Tooth decay is one of the most common dental problems. It generally can occur in anyone, but is almost entirely preventable.
Tooth decay occurs when bacteria in the mouth convert sugars left on the tooth surface into acid, which slowly erodes the tooth. Over time, more and more of the tooth structure is dissolved and a hole appears.
Tooth decay can be prevented with good oral hygiene, appropriate fluoride exposure and a well-balanced diet. The dentists at Mascot Dental Clinic can show you how to brush and floss to help reduce the amount of bacteria left on the tooth surfaces. Use of fluoridated toothpaste and rinsing your mouth with water after food can make teeth more resistant to acid attacks. Minimizing sugary or acidic food and drinks can also help prevent decay.
Tooth decay can be painful, or it can be entirely symptomless. As the disease progresses, the tooth becomes weaker and the nerve may become infected. That is why it is important to have periodic check-ups and X-rays to ensure that any initial decay is identified early to prevent symptoms and stop progression.
Gum disease describes a range of conditions that affect the supporting structures of the teeth. Of these, the most common are gingivitis and periodontitis.
Gingivitis is the inflammation of the gums surrounding the teeth. It is a common and reversible condition. The inflammation is caused by bacteria and their by-products irritating the gums, causing redness, bleeding, swelling and pain. If left to progress, it can lead to periodontitis.
Periodontitis is a more chronic condition, also caused by bacteria. It occurs when bacteria burrow into the space between the tooth and the gum and cause permanent damage to the underlying bone and ligaments. If left untreated, periodontitis can lead to progressive loosening of the tooth and eventually tooth loss.

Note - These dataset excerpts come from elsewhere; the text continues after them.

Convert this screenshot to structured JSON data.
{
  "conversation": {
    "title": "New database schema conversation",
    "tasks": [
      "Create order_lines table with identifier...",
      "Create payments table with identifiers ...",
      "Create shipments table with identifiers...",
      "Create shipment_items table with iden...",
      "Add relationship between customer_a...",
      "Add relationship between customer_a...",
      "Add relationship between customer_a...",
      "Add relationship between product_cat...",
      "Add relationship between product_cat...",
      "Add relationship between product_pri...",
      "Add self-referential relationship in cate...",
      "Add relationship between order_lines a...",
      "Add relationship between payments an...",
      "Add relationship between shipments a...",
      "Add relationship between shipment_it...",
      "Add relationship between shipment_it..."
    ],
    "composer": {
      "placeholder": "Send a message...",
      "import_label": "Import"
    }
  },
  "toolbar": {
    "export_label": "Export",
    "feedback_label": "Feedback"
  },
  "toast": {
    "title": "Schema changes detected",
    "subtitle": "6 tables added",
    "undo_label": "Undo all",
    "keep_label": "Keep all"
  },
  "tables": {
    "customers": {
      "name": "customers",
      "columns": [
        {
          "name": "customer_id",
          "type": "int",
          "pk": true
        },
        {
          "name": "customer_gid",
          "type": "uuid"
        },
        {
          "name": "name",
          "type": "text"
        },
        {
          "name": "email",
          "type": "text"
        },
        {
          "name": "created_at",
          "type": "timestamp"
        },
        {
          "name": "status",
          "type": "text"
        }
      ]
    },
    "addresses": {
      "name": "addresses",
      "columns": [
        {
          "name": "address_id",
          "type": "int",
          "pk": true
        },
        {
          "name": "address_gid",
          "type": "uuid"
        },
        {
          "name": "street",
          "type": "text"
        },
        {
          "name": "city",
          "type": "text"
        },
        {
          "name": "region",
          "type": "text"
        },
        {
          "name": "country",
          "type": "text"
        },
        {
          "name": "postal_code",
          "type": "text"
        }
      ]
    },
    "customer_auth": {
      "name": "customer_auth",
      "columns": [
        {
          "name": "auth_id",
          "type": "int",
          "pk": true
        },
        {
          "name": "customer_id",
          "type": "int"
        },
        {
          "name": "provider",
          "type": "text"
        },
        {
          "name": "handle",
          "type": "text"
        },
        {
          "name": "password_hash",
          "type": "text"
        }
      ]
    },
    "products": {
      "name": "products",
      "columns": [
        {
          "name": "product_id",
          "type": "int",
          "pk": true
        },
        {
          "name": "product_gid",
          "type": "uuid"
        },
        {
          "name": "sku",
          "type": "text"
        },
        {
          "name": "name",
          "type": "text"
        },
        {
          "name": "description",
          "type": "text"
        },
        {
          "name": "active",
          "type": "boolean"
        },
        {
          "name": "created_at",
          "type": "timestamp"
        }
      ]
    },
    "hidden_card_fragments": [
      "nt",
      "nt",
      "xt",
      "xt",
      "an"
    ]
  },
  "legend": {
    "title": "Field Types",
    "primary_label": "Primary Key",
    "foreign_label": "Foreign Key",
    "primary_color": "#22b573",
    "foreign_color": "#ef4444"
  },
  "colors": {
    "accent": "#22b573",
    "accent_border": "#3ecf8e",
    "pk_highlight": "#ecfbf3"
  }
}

In recent years, poor gum health has also been linked to higher incidence of diabetes, heart disease and stroke.
Good oral hygiene is one of the most important factors in preventing tooth decay and gum disease. Our dentists will show you proper brushing and flossing techniques and identify any areas to monitor. With gingivitis, usually a clean is sufficient to remove plaque and calculus from the tooth surface. In periodontitis, you may need to have a ‘deep clean’ to remove debris from deeper within the gums. If necessary, we may also refer you to a periodontist (a gum disease specialist).